Ten slotte wat de pastoraal betreft, is er de verdere ontwikkeling van de dialogische structuur van het kerkelijke leven, als gevolg van de culturele volwassenwording van de leek.
Van meer belang echter dan dat alles is het aggiornamento van de geloofspraxis zelf. Het hoeft wel niet gezegd dat de christen-gelovige niet onverschillig kan blijven t.a.v. het collectieve verantwoordelijkheidsbesef dat in de wereld aan 't groeien is en als het ware een nieuw humanisme inluidt. Een specifieke trek van het bijbelse godsgeloof in Oud en Nieuw Testament is juist dat het, om authentiek te zijn, uitmonden moet in een ethiek van waarachtigheid, gerechtigheid en goedheid t.a.v. de medemens, met zelfs de voorkeur voor de minst bedeelden, de armen en de verdrukten.
‘De zwakken en de verdrukten helpen aan hun recht, dit is Mij kennen’, zo luidt de godsspraak van Jahweh' (Jerem. XXII, 16).
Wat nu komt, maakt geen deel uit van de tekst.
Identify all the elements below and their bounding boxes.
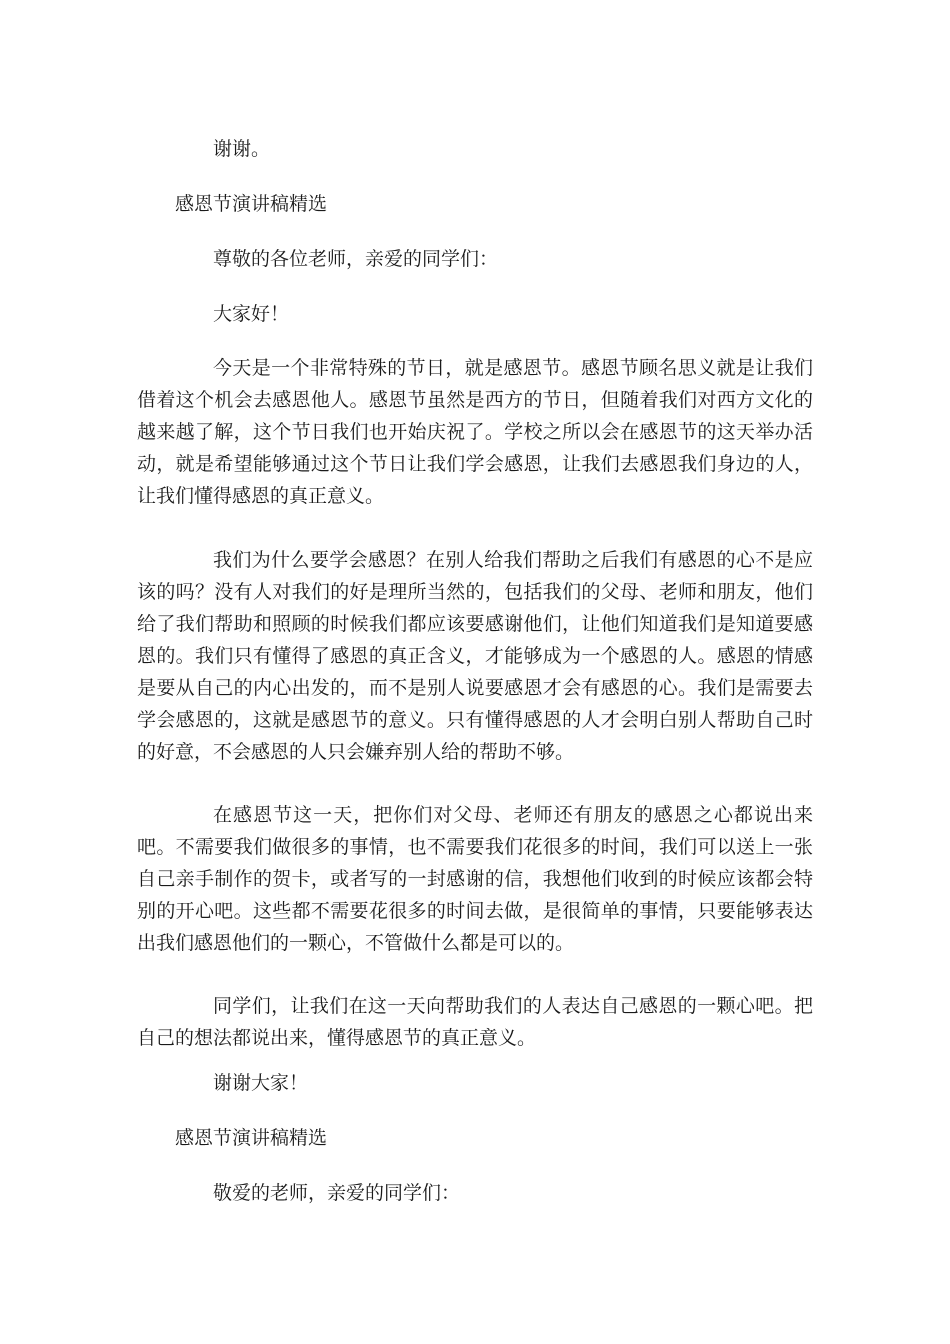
greeting: 大家好！ <box>213 303 290 325</box>
paragraph: 在感恩节这一天，把你们对父母、老师还有朋友的感恩之心都说出来吧。不需要我们做很多的事情，也不需要我们花很多的时间，我们可以送上一张自己亲手制作的贺卡，或者写的一封感谢的信，我想他们收到的时候应该都会特别的开心吧。这些都不需要花很多的时间去做，是很简单的事情，只要能够表达出我们感恩他们的一颗心，不管做什么都是可以的。 <box>137 804 813 954</box>
paragraph: 同学们，让我们在这一天向帮助我们的人表达自己感恩的一颗心吧。把自己的想法都说出来，懂得感恩节的真正意义。 <box>137 995 813 1049</box>
closing-thanks: 谢谢。 <box>213 138 271 160</box>
salutation: 尊敬的各位老师，亲爱的同学们： <box>213 248 499 270</box>
paragraph: 我们为什么要学会感恩？在别人给我们帮助之后我们有感恩的心不是应该的吗？没有人对我们的好是理所当然的，包括我们的父母、老师和朋友，他们给了我们帮助和照顾的时候我们都应该要感谢他们，让他们知道我们是知道要感恩的。我们只有懂得了感恩的真正含义，才能够成为一个感恩的人。感恩的情感是要从自己的内心出发的，而不是别人说要感恩才会有感恩的心。我们是需要去学会感恩的，这就是感恩节的意义。只有懂得感恩的人才会明白别人帮助自己时的好意，不会感恩的人只会嫌弃别人给的帮助不够。 <box>137 549 813 763</box>
section-title: 感恩节演讲稿精选 <box>175 193 328 215</box>
paragraph: 今天是一个非常特殊的节日，就是感恩节。感恩节顾名思义就是让我们借着这个机会去感恩他人。感恩节虽然是西方的节日，但随着我们对西方文化的越来越了解，这个节日我们也开始庆祝了。学校之所以会在感恩节的这天举办活动，就是希望能够通过这个节日让我们学会感恩，让我们去感恩我们身边的人，让我们懂得感恩的真正意义。 <box>137 357 813 507</box>
closing-thanks-all: 谢谢大家！ <box>213 1072 309 1094</box>
section-title: 感恩节演讲稿精选 <box>175 1127 328 1149</box>
salutation: 敬爱的老师，亲爱的同学们： <box>213 1182 461 1204</box>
Een van de meest verheven taken van de postconciliaire Kerk zou er thans in moeten bestaan het morele geweten van de wereld te zijn, steeds paraat om de leugen te ontmaskeren, de ongerechtigheid aan te klagen, door woord en daad in de bres te springen voor de talloze verdrukten die het slachtoffer zijn van het moderne farizeïsme en de moderne vormen van afgoderij, d.w.z. verabsolutering van relatieve waarden zoals geld, politieke macht, seks, nationale trots enz. Aan deze afgoden, die in feite de afgoden zijn van alle tijden, worden nu zoals vroeger elke dag duizenden onschuldigen ten offer gebracht.